The process of updating the priority side of the website data involves downloading the new set of EV charging stations CSV, processing it, then using that as a basis for calculating the number of stations within 10 mins walking and driving distance using the MapBox Isochrones API. This is then combined with the raw population pixels to form the updated population dataset used in the jurisdicion script.

Download AFDC Data

The latest version of the Alternative Fuels Data Center dataset can be acquired by filling out the form at this URL:

Alternative Fuels Data Center Data Downloads

It wil be named similarly to this example:

alt_fuel_stations (Mar 2 2026).csv

Place the file in the charger_script/data directory.

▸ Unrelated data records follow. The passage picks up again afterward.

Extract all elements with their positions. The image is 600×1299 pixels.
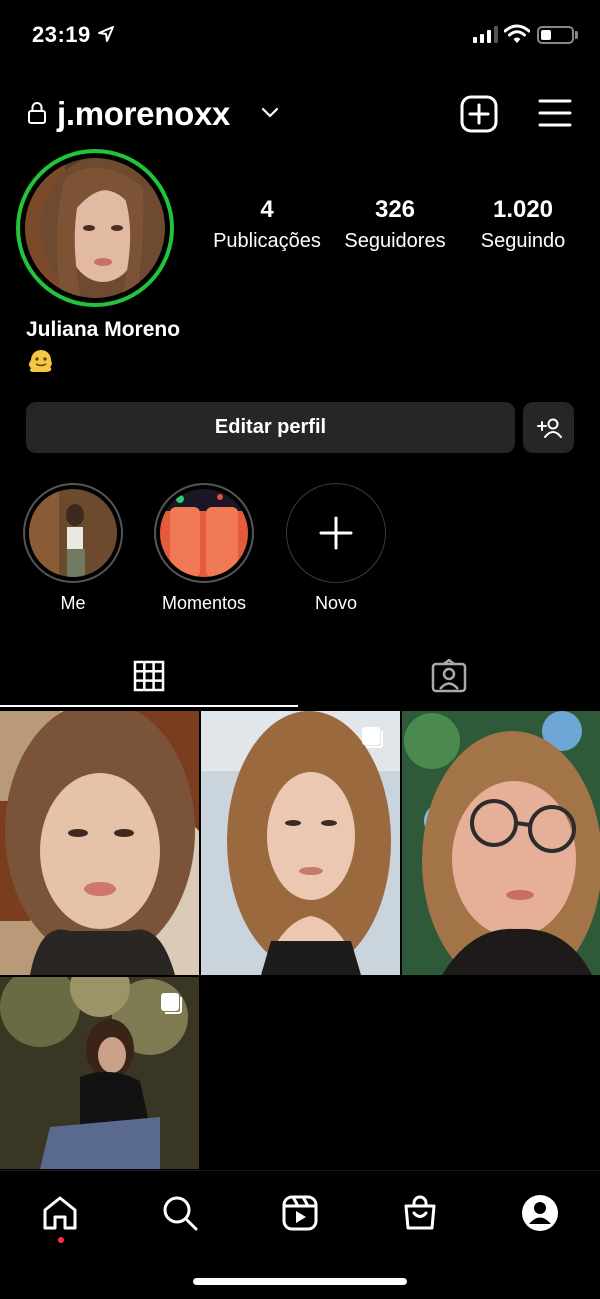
tab-tagged[interactable] bbox=[300, 645, 598, 707]
notification-dot bbox=[58, 1237, 64, 1243]
stat-following[interactable]: 1.020 Seguindo bbox=[463, 196, 583, 253]
nav-search[interactable] bbox=[158, 1191, 202, 1235]
highlight-me[interactable]: Me bbox=[22, 483, 124, 614]
highlight-me-label: Me bbox=[60, 593, 86, 613]
reels-icon bbox=[282, 1195, 318, 1231]
battery-icon bbox=[537, 26, 574, 44]
shop-icon bbox=[404, 1195, 436, 1230]
stat-followers-label: Seguidores bbox=[344, 230, 446, 252]
search-icon bbox=[163, 1196, 198, 1231]
full-name: Juliana Moreno bbox=[26, 318, 181, 341]
plus-icon bbox=[319, 516, 353, 550]
nav-home[interactable] bbox=[38, 1191, 82, 1235]
stat-following-label: Seguindo bbox=[480, 230, 566, 252]
stat-posts-value: 4 bbox=[260, 196, 274, 223]
home-indicator bbox=[193, 1278, 407, 1285]
post-thumbnail[interactable] bbox=[402, 711, 600, 975]
stat-followers[interactable]: 326 Seguidores bbox=[333, 196, 457, 253]
new-post-icon[interactable] bbox=[460, 95, 498, 133]
tab-posts-grid[interactable] bbox=[0, 645, 298, 707]
profile-icon bbox=[522, 1195, 558, 1231]
stat-following-value: 1.020 bbox=[492, 196, 554, 223]
wifi-icon bbox=[504, 24, 530, 43]
stat-followers-value: 326 bbox=[374, 196, 416, 223]
stat-posts-label: Publicações bbox=[213, 230, 321, 252]
status-time: 23:19 bbox=[32, 22, 91, 47]
highlight-new-label: Novo bbox=[314, 593, 358, 613]
grid-icon bbox=[133, 660, 165, 692]
username[interactable]: j.morenoxx bbox=[57, 95, 230, 133]
post-thumbnail[interactable] bbox=[0, 711, 199, 975]
lock-icon bbox=[28, 102, 46, 124]
discover-people-button[interactable] bbox=[523, 402, 574, 453]
edit-profile-button[interactable]: Editar perfil bbox=[26, 402, 515, 453]
highlight-me-photo bbox=[29, 489, 117, 577]
post-thumbnail[interactable] bbox=[201, 711, 400, 975]
add-person-icon bbox=[536, 418, 562, 438]
post-thumbnail[interactable] bbox=[0, 977, 199, 1169]
highlight-momentos-photo bbox=[160, 489, 248, 577]
location-arrow-icon bbox=[98, 26, 114, 42]
highlight-new[interactable]: Novo bbox=[285, 483, 387, 614]
tagged-icon bbox=[431, 659, 467, 693]
profile-header: j.morenoxx bbox=[0, 90, 600, 140]
highlight-momentos-label: Momentos bbox=[161, 593, 247, 613]
status-bar: 23:19 bbox=[0, 0, 600, 70]
nav-reels[interactable] bbox=[278, 1191, 322, 1235]
nav-shop[interactable] bbox=[398, 1191, 442, 1235]
chevron-down-icon[interactable] bbox=[261, 107, 279, 119]
signal-icon bbox=[473, 26, 498, 43]
menu-icon[interactable] bbox=[538, 98, 572, 128]
multiple-photos-icon bbox=[362, 727, 383, 748]
multiple-photos-icon bbox=[161, 993, 182, 1014]
bottom-nav bbox=[0, 1170, 600, 1299]
avatar-photo bbox=[25, 158, 165, 298]
home-icon bbox=[43, 1196, 77, 1230]
stat-posts[interactable]: 4 Publicações bbox=[205, 196, 329, 253]
nav-profile[interactable] bbox=[518, 1191, 562, 1235]
tab-active-indicator bbox=[0, 705, 298, 707]
melting-face-emoji-icon bbox=[29, 350, 52, 372]
highlight-momentos[interactable]: Momentos bbox=[153, 483, 255, 614]
profile-avatar[interactable] bbox=[16, 149, 174, 307]
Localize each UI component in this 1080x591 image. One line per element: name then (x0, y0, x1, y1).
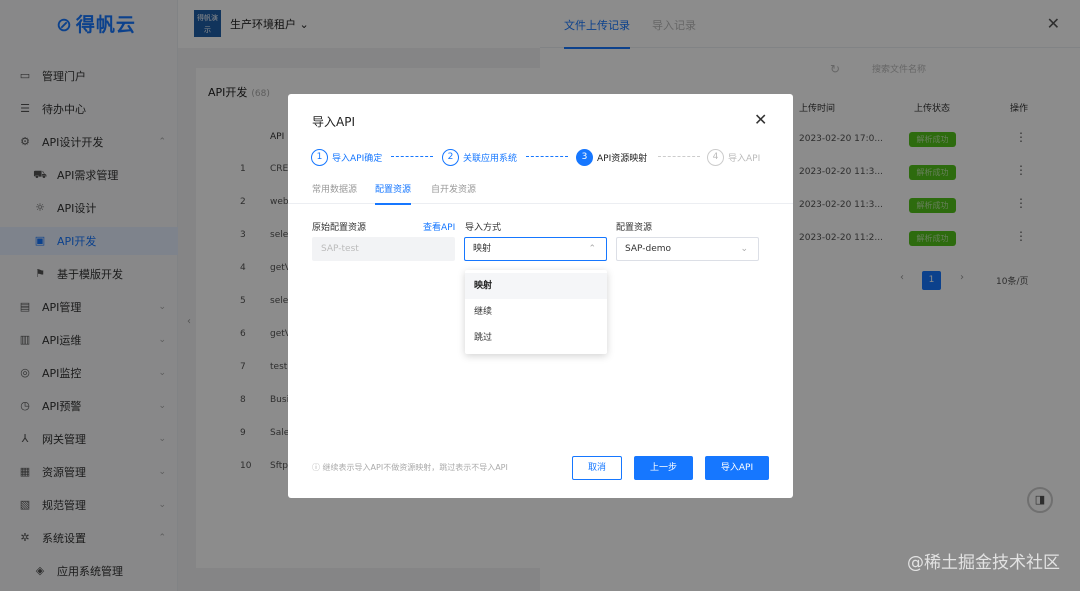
step-connector (391, 156, 433, 157)
import-mode-value: 映射 (473, 244, 492, 254)
option-map[interactable]: 映射 (465, 273, 607, 299)
step-number: 2 (442, 148, 459, 166)
step-number: 1 (311, 148, 328, 166)
import-mode-select[interactable]: 映射 ⌃ (464, 237, 607, 261)
option-skip[interactable]: 跳过 (465, 325, 607, 351)
resource-tabs: 常用数据源 配置资源 自开发资源 (288, 176, 793, 205)
help-hint: ⓘ 继续表示导入API不做资源映射，跳过表示不导入API (312, 463, 508, 472)
tab-self-dev-resource[interactable]: 自开发资源 (431, 182, 476, 195)
import-mode-label: 导入方式 (465, 223, 502, 233)
close-icon[interactable]: ✕ (754, 110, 767, 129)
import-api-dialog: 导入API ✕ 1 导入API确定 2 关联应用系统 3 API资源映射 4 导入API… (288, 94, 793, 498)
step-number: 3 (576, 148, 593, 166)
step-label: API资源映射 (597, 153, 648, 164)
import-mode-dropdown: 映射 继续 跳过 (465, 270, 607, 354)
dialog-title: 导入API (312, 115, 355, 129)
config-resource-label: 配置资源 (616, 223, 653, 233)
config-resource-select[interactable]: SAP-demo ⌄ (616, 237, 759, 261)
chevron-down-icon: ⌄ (740, 244, 748, 254)
step-connector (658, 156, 700, 157)
option-continue[interactable]: 继续 (465, 299, 607, 325)
step-3: 3 API资源映射 (576, 148, 647, 166)
step-connector (526, 156, 568, 157)
tab-config-resource[interactable]: 配置资源 (375, 182, 412, 205)
watermark: @稀土掘金技术社区 (907, 553, 1060, 573)
cancel-button[interactable]: 取消 (572, 456, 622, 480)
step-2: 2 关联应用系统 (442, 148, 517, 166)
step-number: 4 (707, 148, 724, 166)
step-label: 导入API确定 (332, 153, 383, 164)
chevron-up-icon: ⌃ (588, 244, 596, 254)
view-api-link[interactable]: 查看API (423, 220, 455, 233)
import-api-button[interactable]: 导入API (705, 456, 769, 480)
config-resource-value: SAP-demo (625, 244, 672, 254)
step-4: 4 导入API (707, 148, 760, 166)
source-resource-label: 原始配置资源 (312, 223, 367, 233)
tab-common-datasource[interactable]: 常用数据源 (312, 182, 357, 195)
step-label: 导入API (728, 153, 761, 164)
step-label: 关联应用系统 (463, 153, 518, 164)
source-resource-field: SAP-test (312, 237, 455, 261)
prev-step-button[interactable]: 上一步 (634, 456, 693, 480)
step-1: 1 导入API确定 (311, 148, 382, 166)
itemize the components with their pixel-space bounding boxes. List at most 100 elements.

Create EVChargingStations GEOJSON files

You can then run the following python script in the charger_script directory to generate the needed GEOJSON files:

python stations_to_json.py -i alt_fuel_stations (Mar 2 2026).csv

This outputs the L2 and DCF charging station locations to the following files in the charger_script/data directory:

EVChargingStations_DCF.json EVChargingStations_L2.json

Generate Isochrones

The EVChargingStations are the input files needed for the Isochrones generation step that follows. The MapBox Isochrone API is used to calculate for each EV charging station how many chargers are in a 10 min travel time (L2: walk, DCF: drive). The following script will generate the isochrone files:

python generate_isochrones.py 

This will output the following files to the charger_script\isochrones directory:

isochrones_drive_DCF_10.json isochrones_walk_L2_10.json

Generate Updated Population Dataset

Once the isochrone datasets are created the updated population dataset can be generated that is the main input into the priority dataset. The following command will generate the updated population dataset:

python iso_to_px.py i2p_march_2026

Where i2p_march_2026 is a configuration file in charger_script/config that contains the paths to the raw population dataset, the isochrones directory, the EV charging stations CSV, and the output directory. The mode: 2 option tells the script to use the L2 (walk) and DCF (drive) 10 min travel times. The output of this command will be in charger_script/data/out and it will be:

pop_updated.json

This can then be copied to the jurisdiction_script/data/pop directory for use by the jurisdiction scripting.

A modified jurisdiction script can now run through all the jurisdictions in the state that are a part of the web application and generate the feasibility and priority datasets for each of these jurisdictions. The jscript_statewide.py script reads the contents of the jursidiction_script/data/boundaries directory to determine which jurisdictions to process. It follows the structure that exists on the S3 bucket with county directories followed by the cities to include. Another mirror directory structure exists in jurisdiction_script/out/CA that accepts the output feasibility/priority datasets. These directory structures need to be synced for the script to function properly.

To execute the statewide jurisdiction script run:

python jscript_statewide.py statewide

This will use the jurisdiction_scripts/config/statewide.yaml config file, whcih contains all the necessary parameters for the feasibility and priority layer generation, but is missing the jurisdiction section that the single jurisdiction generation script uses. The jurisdictions are controlled by the directory structure of the boundaries directory.

This script takes an hour or so to generate all the feasibility and priority data for the website. They will be outputed to jurisdiction_script/out/CA with the form:

[jurisdiction]_feasibility.json [jurisdiction]_priority.json

These files are then ready to be uploaded to the S3 bucket using AWS CLI once you have acquired the necessary keys from bCloud:

aws s3 cp CA s3://ev-map-2/CA --recursive

First use the --dryrun option to test the copy.